The controversy surrounding subprime loans
Because we are still to close to the situation as a nation, there is not a consensus among economists as to the cause of the foreclosure crisis, the accelerant, or when the collapse will be over. Some say that housing and finance are in recovery mode, others say we have yet to hit bottom, while others say we are bouncing at the bottom.
One of the most contentious points regarding the housing crash is the role of subprime mortgages. Some camps say it is the sole cause of the crash, that the government forced banks to loan to unqualified borrowers, others point to studies that show a small portion of defaults are actually subprime, rather are tied to job loss and instability.
One noted economist, Dr. Mark Fleming at CoreLogic noted this week in the first MarketPulse report released by the company that subprime mortgages play a heavy role in the economy of real estate and will continue to do so.
Fleming notes, “While it is widely known that foreclosure starts dropped due to policy interventions such as state and local moratoria, HAMP, the drop in the unemployment rate or an improving economy, less obvious are the types of loans that are driving foreclosures. The initial surge of foreclosures in 2007 and 2008 were driven by subprime loans that were sensitive to the surge in the unemployment rate and deteriorating economy.”

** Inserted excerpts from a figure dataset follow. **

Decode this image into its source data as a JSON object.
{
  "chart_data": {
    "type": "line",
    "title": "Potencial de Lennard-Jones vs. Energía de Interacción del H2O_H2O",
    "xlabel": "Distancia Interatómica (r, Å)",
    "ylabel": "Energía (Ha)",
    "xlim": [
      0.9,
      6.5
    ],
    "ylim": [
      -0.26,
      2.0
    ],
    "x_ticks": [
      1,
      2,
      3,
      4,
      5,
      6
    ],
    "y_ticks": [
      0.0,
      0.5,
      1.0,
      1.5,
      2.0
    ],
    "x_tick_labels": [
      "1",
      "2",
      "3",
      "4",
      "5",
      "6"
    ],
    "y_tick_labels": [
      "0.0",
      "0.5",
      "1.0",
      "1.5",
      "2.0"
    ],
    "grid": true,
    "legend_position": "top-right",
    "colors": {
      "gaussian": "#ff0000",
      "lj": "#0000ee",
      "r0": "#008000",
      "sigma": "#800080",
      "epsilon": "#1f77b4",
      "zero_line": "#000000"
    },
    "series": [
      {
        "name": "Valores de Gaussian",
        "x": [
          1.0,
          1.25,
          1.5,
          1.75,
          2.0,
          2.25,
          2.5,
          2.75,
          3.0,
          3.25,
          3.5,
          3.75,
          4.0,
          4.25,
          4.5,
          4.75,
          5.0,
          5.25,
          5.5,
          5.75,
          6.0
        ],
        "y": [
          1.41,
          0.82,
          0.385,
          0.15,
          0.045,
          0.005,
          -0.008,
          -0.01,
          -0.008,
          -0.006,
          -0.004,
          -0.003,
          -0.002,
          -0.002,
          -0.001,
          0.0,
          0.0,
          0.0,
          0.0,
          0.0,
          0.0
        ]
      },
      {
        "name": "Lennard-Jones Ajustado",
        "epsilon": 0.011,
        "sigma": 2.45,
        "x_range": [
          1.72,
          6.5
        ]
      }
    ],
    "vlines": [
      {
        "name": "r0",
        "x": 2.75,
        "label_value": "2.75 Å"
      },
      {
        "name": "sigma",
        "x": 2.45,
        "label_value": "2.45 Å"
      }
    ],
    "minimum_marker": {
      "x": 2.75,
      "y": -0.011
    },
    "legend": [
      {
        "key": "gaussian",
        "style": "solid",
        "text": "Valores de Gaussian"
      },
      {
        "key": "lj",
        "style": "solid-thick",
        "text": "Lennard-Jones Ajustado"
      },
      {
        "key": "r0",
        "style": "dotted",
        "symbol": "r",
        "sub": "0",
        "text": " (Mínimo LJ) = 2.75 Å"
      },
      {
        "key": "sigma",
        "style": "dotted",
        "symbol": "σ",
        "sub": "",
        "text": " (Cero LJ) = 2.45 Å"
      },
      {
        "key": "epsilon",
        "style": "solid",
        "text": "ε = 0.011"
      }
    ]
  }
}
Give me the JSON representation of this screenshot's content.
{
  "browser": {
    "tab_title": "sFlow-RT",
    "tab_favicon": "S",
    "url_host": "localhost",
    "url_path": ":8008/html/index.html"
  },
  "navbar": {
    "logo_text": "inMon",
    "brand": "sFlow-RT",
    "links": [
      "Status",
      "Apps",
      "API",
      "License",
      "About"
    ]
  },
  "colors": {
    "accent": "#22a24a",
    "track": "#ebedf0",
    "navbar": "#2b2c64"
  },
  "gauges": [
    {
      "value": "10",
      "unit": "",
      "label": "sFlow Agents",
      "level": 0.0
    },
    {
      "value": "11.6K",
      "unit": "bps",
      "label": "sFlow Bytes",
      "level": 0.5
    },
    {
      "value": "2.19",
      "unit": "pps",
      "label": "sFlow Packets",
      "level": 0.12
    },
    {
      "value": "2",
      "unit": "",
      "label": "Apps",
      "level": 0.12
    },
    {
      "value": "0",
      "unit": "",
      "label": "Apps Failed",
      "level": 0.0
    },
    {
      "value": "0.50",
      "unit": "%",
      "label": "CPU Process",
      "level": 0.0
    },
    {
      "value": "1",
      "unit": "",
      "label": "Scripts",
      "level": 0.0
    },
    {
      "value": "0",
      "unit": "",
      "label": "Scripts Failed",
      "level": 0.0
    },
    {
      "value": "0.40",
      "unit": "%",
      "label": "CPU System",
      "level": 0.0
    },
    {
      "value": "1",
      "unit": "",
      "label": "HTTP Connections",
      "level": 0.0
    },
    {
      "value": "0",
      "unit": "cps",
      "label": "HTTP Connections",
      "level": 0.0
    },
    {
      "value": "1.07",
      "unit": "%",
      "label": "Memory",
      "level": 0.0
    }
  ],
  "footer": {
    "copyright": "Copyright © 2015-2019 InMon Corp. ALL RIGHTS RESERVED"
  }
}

“Once the economy stabilized in 2009,” Fleming added, “and as many of these loans prepaid off the lender’s books, the role of the subprime loan as the primary driver of foreclosures receded. However, as home prices entered a free fall period in late 2008 and early 2009 all loan types were affected, especially plain vanilla prime loans. Given that the outlook for the overall economy remains tepid for the next couple of years, subprime loans will continue to play a role in driving foreclosures beyond 2012 and into 2013.”